In 1788 and 1794 devastating fires destroyed most of the buildings in New Orleans's French Quarter, or Vieux Carre (Old Square); these were replaced by structures of a decidedly Spanish nature. About the same time a process for making granulated sugar made sugar cane an important cash crop in a market soon dominated by cotton. When Spain transferred Louisiana back to France in 1803, U.S. President Thomas Jefferson adroitly bought the territory for $15 million. New Orleans was incorporated two years later. The city was unsuccessfully attacked by British forces during the War of 1812; that same year the first steamboat arrived from Natchez, and Louisiana became a state. The years following the Louisiana Purchase saw rapid development and swift growth in the city's slave and free population. United States and foreign interests invested in the expanding port and immigration increased.

City Boasts Multicultural Neighborhoods

Americans settling in nearby Faubourg Ste. Marie, the present business district, developed a suburb very different in nature from the old French Quarter. Other individualistic neighborhoods developed, including the Irish Channel, a rowdy waterfront area; Bucktown, a one-street fishing village on the shore of Lake Pontchartrain in Jefferson Parish; and the wealthy residential Garden District.

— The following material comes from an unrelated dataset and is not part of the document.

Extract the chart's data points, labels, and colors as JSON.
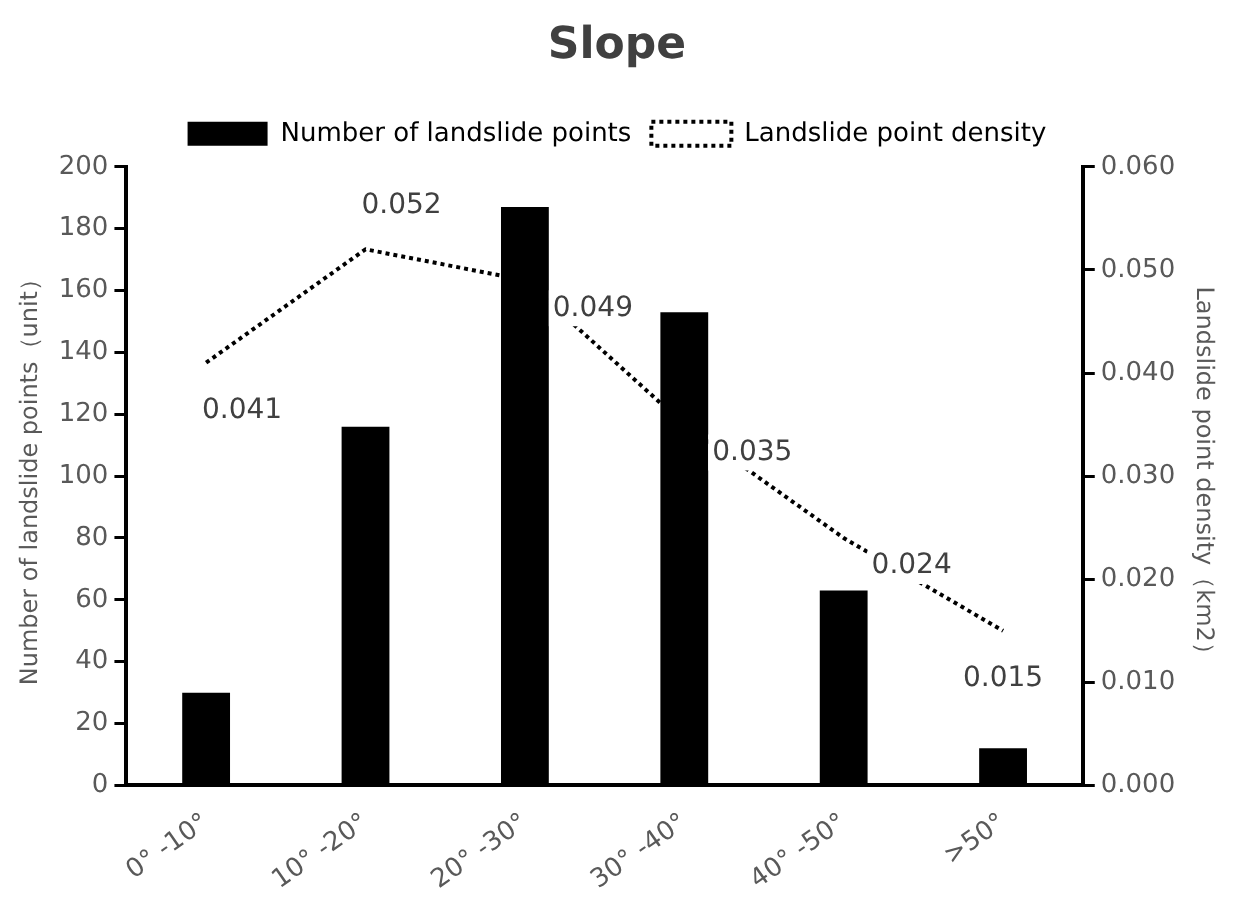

The city's prosperity depended heavily on slave labor, however, and economic threats to this trade made New Orleans intensely pro-Confederate in the Civil War. After the war, reconstruction in New Orleans was hampered by rivalry between ethnic and economic factions, yet eventually, the city emerged as a railroad and shipping center. New Orleans survived a yellow fever and cholera outbreak in 1853 in which nearly 11,000 people died; a malaria outbreak in 1871; a yellow fever outbreak in 1878 in which more than 4,000 people died; a severe hurricane in 1915; and an influenza epidemic in 1918 in which 35,000 people died statewide.

Jazz, considered the unique American music idiom, developed in New Orleans at the beginning of the twentieth century while the city continued to celebrate its cultural origins with the phenomenally successful Mardi Gras and world-renowned cuisine. Tourists began to flock to the city to experience its heralded celebrations and unique neighborhoods. While crime troubled the city in later years of the twentieth century—a blight the city has continued to fight against—New Orleans fiercely protects its legendary heritage. Eighteenth- and nineteenth-century buildings nestle in the shadow of sleek modern towers, convention centers, and shopping facilities, part of the mix of business, history, and good times that characterizes the city's charm.

At the beginning of the twenty-first century, a downtown rebirth was on the minds of city planners. "The Downtown Revival!," a multi-million dollar project that includes a long list of improvements to New Orleans' entire downtown area, is aimed at restoring the downtown and Canal Street for the millions of tourists that flock to the city each year. Today's New Orleans is a successful blend of southern historical charm and modern tourist mecca.